机器学习-基于LSTM的情感分析（代码详解）

2019年5月5日 162次阅读来源: vortex

之前写过一篇有关基于LSTM的情感分析的文章，但是那篇文章更多的是在讲理论，代码部分比较少。现在我写篇文章主要讲一下实现的过程，讲解的顺序按照代码执行顺序来。

1.数据预处理

首先需要做的是对数据进行预处理,首先了解一下我们数据的格式：

《机器学习-基于LSTM的情感分析（代码详解）》
数据A-酒店评价数据

数据B-图书评价数据

数据共有两份，A数据为酒店评价，B数据为图书评价。每份数据共包含四个txt文件.

Pos-train.txt : 训练集中的积极类评价
Neg-train.txt : 训练集中的消极类评价
Pos-test.txt : 测试集中的积极类评价
Neg-test.txt : 测试集中的消极类评价

在每个txt文件中，每一行就是一条评价。

《机器学习-基于LSTM的情感分析（代码详解）》
数据展示

了解完数据之后，就开始看代码吧。

代码是从第122行开始执行的，122行之前都是一些包的调用和函数的定义。

timeA=time.time()
word2vec_path = 'word2vec/word2vec.model'
model=gensim.models.Word2Vec.load(word2vec_path)
dimsh=model.vector_size
MAX_SIZE=25
stopWord = makeStopWord()

在这一块我定义了一个时钟，计时A，在程序跑完后计时B，用来计算程序运行总时间。接下来是加载词向量。dimsh为词向量的维度，在这里，词向量的维度为200维。每条评价的长度是不同的。但是在向神经网络输入数据时，应该保持数据shape的一致性。所以我定义了MAX_SIZE，如果一条评价不够25个词，在将评价转成矩阵时，不够的位置用0补齐，超过25个词汇的评价，第25个词以后的词汇都抛弃掉。stopWord为停用词，有些词汇只是用来表示语气的，并不具有实意，这些词统称停用词，在训练时应该去除掉。

trainData, trainSteps, trainLabels = makeData('data/B/Pos-train.txt',
                                              'data/B/Neg-train.txt')
testData, testSteps, testLabels = makeData('data/B/Pos-test.txt',
                                           'data/B/Neg-test.txt')
trainLabels = np.array(trainLabels)

在这一块，我调用了makeData来制作训练集和测试集。在这块先不慌着了解makeData的内部结构，先来了解一下它的参数和返回值。

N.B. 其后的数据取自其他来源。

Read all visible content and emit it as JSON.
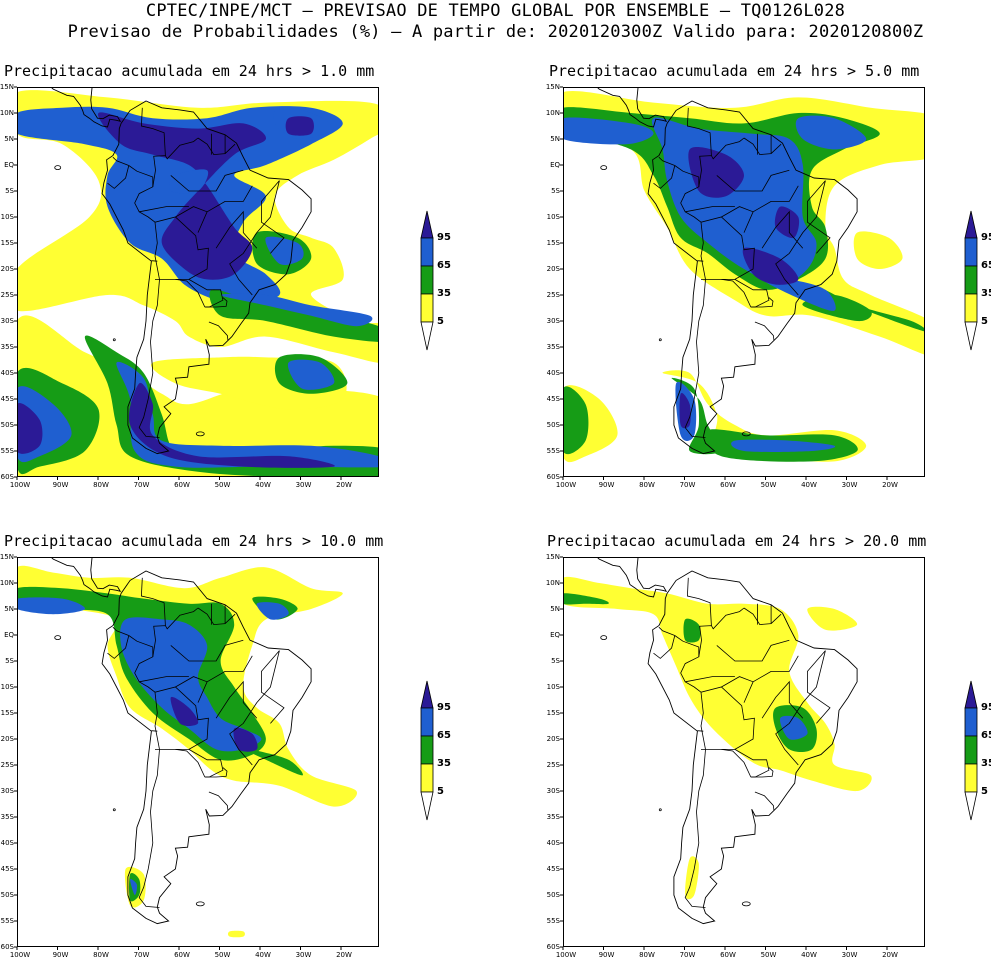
{
  "header": {
    "line1": "CPTEC/INPE/MCT – PREVISAO DE TEMPO GLOBAL POR ENSEMBLE – TQ0126L028",
    "line2": "Previsao de Probabilidades (%) –  A partir de: 2020120300Z  Valido para: 2020120800Z"
  },
  "panels": [
    {
      "title": "Precipitacao acumulada em 24 hrs > 1.0 mm"
    },
    {
      "title": "Precipitacao acumulada em 24 hrs > 5.0 mm"
    },
    {
      "title": "Precipitacao acumulada em 24 hrs > 10.0 mm"
    },
    {
      "title": "Precipitacao acumulada em 24 hrs > 20.0 mm"
    }
  ],
  "lat_labels": [
    "15N",
    "10N",
    "5N",
    "EQ",
    "5S",
    "10S",
    "15S",
    "20S",
    "25S",
    "30S",
    "35S",
    "40S",
    "45S",
    "50S",
    "55S",
    "60S"
  ],
  "lon_labels": [
    "100W",
    "90W",
    "80W",
    "70W",
    "60W",
    "50W",
    "40W",
    "30W",
    "20W"
  ],
  "legend": {
    "labels": [
      "95",
      "65",
      "35",
      "5"
    ],
    "colors": {
      "c95": "#2b1a96",
      "c65": "#1f5fd0",
      "c35": "#169c16",
      "c5": "#ffff33"
    }
  }
}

makeData有两个参数，posPath和negPath，分别为积极评价的路径和消极评价的路径。然后它有三个返回值，为Data, Steps和Labels。Data为由评价和词向量转换来的矩阵，shape为(length,MAX_SIZE,dimsh)。length为数据的大小（即评价的数目），dimsh为词向量的维度，200维。Steps为对应的每条评价的长度。有些评价是用0补齐的，但是我们在训练时，并不需要再考虑这些0，tensorflow自带的RNN支持传入评价的长度。所以在这里返回了steps。Labels即为对应的评价标签。

需要注意的是：在之前的文章中，我们是将每个词向量累加求和得到的评价向量（shape为(1,200)），而在这篇文章中，不再如此操作，而是将每个评价的每个词都作为输入(shape为(1,25,200))。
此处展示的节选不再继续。